L’intervento consente di aumentare la certificazione energetica fino a un paio di classi, quindi può essere conveniente anche da questo punto di vista.

Tra i materiali che vengono utilizzati per coibentare un tetto, i più comuni sono:

  • la lana di vetro;
  • i feltri di lana minerale;
  • l’aerogel;
  • la schiuma poliuretanica;
  • il poliuretano basso spessore;
  • il polistirene espanso estruso (conosciuto anche come XPS).

L’impianto di riscaldamento

Costruita la barriera esterna e interna per evitare dispersioni di calore e garantire un ambiente più fresco durante l’estate, non va trascurata la tipologia di impianto di riscaldamento e per la produzione di acqua calda sanitaria.

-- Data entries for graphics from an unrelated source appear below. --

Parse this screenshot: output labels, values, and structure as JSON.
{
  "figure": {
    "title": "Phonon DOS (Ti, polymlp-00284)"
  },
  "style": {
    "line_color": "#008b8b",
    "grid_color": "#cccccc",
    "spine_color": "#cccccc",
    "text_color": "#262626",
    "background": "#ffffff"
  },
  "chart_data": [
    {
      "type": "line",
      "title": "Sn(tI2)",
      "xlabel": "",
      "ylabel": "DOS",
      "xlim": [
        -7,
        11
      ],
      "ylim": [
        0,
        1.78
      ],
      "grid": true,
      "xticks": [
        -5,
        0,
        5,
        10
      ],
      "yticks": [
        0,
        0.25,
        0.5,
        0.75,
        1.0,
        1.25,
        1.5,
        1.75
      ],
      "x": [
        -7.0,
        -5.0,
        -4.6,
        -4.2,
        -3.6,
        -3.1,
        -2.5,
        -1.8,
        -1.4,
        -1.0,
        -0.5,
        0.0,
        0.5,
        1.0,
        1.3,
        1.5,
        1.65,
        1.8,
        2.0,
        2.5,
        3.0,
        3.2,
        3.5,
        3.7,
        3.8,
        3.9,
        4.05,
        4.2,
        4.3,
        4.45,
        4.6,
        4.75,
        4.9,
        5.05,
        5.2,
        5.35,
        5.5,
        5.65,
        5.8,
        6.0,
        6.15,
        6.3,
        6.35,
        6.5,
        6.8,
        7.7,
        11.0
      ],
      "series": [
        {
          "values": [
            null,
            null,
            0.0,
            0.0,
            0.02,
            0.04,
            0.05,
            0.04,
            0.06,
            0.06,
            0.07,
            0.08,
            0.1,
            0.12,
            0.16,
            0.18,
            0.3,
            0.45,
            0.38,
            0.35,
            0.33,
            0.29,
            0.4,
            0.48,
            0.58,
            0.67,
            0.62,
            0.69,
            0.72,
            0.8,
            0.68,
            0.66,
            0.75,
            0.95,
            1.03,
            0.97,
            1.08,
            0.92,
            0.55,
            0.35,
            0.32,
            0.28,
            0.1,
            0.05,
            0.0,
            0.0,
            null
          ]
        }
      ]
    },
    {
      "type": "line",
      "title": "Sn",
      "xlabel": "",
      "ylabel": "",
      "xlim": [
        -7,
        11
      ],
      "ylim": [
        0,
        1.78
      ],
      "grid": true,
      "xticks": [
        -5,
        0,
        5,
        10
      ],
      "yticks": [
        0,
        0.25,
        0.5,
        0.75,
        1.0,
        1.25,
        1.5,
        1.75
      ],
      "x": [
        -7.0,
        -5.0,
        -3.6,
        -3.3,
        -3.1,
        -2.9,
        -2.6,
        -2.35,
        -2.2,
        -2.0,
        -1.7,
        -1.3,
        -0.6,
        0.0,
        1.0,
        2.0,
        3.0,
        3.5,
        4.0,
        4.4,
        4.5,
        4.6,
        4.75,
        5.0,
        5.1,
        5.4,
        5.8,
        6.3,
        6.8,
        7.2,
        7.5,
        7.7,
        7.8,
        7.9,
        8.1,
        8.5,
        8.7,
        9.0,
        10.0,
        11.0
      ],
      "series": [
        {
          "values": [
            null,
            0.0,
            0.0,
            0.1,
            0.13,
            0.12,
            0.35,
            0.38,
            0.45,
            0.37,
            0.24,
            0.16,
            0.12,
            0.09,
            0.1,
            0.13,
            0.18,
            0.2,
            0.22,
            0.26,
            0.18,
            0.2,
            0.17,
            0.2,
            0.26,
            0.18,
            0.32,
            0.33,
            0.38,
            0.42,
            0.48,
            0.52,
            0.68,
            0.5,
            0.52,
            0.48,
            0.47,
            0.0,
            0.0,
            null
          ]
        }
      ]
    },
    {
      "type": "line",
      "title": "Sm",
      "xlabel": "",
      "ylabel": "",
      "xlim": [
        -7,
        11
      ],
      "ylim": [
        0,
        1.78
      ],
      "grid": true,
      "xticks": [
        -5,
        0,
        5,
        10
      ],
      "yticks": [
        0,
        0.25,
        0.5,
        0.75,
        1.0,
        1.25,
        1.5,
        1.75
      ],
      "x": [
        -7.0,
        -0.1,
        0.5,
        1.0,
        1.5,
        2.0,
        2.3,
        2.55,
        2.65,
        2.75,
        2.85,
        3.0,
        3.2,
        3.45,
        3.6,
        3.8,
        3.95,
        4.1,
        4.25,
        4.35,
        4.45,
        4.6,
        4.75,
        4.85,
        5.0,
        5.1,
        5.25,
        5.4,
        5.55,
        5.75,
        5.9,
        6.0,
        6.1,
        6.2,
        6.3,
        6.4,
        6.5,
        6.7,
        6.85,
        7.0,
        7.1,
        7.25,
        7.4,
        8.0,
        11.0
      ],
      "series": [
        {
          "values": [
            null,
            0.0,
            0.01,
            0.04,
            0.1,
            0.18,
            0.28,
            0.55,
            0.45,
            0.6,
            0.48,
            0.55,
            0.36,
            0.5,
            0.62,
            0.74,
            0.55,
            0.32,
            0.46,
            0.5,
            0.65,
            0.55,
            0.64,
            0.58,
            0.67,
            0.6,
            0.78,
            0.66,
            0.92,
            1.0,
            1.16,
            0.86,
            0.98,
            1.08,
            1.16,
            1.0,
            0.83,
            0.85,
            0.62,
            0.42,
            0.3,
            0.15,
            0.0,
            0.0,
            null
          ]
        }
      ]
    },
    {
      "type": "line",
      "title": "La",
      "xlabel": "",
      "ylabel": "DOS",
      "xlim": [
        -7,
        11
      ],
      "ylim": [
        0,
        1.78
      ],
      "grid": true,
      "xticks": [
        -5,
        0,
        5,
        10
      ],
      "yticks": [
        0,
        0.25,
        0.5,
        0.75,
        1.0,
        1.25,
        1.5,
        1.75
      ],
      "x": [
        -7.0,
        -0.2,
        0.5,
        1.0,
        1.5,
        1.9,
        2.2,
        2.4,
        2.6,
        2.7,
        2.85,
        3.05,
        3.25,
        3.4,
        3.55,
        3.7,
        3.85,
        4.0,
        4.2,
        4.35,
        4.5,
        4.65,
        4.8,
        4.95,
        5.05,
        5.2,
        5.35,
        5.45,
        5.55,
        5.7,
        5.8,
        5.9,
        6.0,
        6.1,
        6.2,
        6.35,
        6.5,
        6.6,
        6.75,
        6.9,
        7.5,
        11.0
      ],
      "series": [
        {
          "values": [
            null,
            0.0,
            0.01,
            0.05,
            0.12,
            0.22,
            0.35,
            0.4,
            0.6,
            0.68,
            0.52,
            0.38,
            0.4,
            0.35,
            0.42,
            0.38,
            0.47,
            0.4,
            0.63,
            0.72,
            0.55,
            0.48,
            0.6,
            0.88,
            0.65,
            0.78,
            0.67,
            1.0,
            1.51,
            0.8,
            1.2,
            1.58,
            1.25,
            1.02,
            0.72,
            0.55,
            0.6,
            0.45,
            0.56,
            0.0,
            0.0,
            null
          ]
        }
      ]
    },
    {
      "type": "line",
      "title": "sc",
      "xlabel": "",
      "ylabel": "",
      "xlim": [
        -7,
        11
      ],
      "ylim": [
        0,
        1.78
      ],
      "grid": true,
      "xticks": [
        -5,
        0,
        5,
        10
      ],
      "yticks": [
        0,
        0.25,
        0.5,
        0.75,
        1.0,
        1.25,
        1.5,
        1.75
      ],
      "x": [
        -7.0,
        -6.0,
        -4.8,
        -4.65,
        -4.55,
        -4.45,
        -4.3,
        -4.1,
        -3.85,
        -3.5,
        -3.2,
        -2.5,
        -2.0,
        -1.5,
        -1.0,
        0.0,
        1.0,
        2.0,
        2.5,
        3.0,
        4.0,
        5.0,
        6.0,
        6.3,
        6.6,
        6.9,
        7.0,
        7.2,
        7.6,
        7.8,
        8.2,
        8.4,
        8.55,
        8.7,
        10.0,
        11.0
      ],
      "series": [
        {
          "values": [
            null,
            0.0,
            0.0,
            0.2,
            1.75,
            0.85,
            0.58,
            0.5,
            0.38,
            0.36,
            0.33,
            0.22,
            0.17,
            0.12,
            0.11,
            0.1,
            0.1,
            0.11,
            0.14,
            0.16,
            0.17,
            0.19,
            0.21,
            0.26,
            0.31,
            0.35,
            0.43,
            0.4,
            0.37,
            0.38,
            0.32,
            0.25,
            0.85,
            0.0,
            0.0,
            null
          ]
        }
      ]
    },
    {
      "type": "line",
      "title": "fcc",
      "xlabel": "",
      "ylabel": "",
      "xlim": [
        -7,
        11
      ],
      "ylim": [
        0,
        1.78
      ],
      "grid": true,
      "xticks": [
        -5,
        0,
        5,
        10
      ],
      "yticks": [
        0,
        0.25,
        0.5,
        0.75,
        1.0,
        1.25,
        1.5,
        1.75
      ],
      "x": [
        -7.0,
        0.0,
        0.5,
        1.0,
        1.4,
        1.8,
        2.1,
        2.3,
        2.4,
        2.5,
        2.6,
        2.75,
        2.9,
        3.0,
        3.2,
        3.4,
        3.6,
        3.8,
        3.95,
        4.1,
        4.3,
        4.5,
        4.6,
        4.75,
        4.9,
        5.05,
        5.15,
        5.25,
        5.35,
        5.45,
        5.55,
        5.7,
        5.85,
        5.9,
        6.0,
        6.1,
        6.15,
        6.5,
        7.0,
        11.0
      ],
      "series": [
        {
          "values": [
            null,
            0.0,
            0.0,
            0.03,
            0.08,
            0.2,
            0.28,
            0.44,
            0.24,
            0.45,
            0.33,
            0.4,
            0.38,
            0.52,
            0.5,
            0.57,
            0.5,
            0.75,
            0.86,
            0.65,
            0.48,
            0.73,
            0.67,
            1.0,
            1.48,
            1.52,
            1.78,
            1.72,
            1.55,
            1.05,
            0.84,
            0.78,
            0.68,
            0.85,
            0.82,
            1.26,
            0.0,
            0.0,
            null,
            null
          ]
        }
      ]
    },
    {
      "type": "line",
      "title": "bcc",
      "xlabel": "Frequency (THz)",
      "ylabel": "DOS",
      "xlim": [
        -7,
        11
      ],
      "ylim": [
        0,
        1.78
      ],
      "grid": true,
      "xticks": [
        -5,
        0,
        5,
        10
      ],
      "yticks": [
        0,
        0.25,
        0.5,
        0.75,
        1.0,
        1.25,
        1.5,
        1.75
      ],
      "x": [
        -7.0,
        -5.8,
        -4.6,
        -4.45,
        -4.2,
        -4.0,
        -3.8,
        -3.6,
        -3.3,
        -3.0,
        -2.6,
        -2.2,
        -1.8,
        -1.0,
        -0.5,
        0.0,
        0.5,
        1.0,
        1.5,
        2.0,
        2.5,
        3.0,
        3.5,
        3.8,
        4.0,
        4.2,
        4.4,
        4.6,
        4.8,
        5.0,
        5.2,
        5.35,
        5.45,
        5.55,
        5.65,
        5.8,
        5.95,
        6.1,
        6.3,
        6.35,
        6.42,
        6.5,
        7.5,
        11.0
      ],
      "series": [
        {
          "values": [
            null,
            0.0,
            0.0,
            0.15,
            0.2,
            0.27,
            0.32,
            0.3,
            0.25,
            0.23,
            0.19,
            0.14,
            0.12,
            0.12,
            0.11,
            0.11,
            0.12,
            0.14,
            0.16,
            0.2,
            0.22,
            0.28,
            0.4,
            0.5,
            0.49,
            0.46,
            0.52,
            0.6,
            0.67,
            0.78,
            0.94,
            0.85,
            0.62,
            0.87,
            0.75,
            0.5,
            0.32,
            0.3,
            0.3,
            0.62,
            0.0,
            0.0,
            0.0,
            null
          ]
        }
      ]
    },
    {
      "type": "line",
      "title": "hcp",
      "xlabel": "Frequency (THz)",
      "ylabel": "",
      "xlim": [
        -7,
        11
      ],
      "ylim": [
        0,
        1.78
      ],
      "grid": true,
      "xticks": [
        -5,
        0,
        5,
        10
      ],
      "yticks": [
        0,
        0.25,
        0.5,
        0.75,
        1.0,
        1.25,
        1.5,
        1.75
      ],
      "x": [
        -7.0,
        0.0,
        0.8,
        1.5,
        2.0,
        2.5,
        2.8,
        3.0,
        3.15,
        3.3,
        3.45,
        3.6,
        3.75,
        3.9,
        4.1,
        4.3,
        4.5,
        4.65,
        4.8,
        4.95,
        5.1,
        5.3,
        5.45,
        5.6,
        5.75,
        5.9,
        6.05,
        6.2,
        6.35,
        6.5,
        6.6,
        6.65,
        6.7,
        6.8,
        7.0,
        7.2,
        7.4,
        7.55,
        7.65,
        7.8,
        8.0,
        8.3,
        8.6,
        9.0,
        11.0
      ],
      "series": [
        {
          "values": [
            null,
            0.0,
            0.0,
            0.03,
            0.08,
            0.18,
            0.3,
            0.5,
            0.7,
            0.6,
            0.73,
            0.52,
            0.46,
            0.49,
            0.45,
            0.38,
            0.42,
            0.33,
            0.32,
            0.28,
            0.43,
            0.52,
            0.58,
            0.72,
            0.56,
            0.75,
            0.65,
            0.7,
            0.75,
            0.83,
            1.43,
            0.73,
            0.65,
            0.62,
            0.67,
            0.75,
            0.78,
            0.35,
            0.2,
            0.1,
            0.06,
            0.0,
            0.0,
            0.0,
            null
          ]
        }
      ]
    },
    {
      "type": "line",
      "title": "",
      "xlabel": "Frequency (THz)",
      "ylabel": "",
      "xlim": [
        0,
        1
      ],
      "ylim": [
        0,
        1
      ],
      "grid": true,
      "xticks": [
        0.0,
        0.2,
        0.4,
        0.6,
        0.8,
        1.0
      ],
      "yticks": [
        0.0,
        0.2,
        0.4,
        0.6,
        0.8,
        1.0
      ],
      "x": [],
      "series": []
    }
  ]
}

Per aumentare la certificazione energetica di almeno due classi, è opportuno scegliere una di queste soluzioni:

  • la sostituzione della caldaia esistente con una caldaia a condensazione (l’altro intervento trainante del superbonus), che recupera e riutilizza il calore dei fumi di combustione e del vapore acqueo, consentendo un risparmio energetico notevole;
  • il termocamino alimentato a pellet o a legna, con cui è possibile scaldare sia i termosifoni sia l’acqua calda sanitaria. Possono essere, inoltre, collegati a dei pannelli solari per abbattere ulteriormente i consumi;
  • la pompa di calore geotermica, che permette di ridurre non solo i consumi in bolletta ma anche l’utilizzo di combustibili fossili. La Natura ringrazia.

I pannelli solari e fotovoltaici

È possibile aumentare la certificazione energetica anche con l’installazione di pannelli solari o fotovoltaici. I primi riescono a ridurre quasi a zero i consumi del riscaldamento e dell’acqua calda sanitaria. I secondi aggiungono anche la produzione di energia elettrica.

Gli impianti fotovoltaici con accumulo danno la possibilità di tenere l’energia non utilizzata «in dispensa», cioè nelle batterie, per sfruttarla nell’uso delle cose quotidiane (il forno, la lavastoviglie, la lavatrice) anche di notte, quando il sole non c’è.

In questo modo, è possibile avere garantito fino all’80% del fabbisogno energetico durante tutto il giorno senza spendere un euro di corrente elettrica.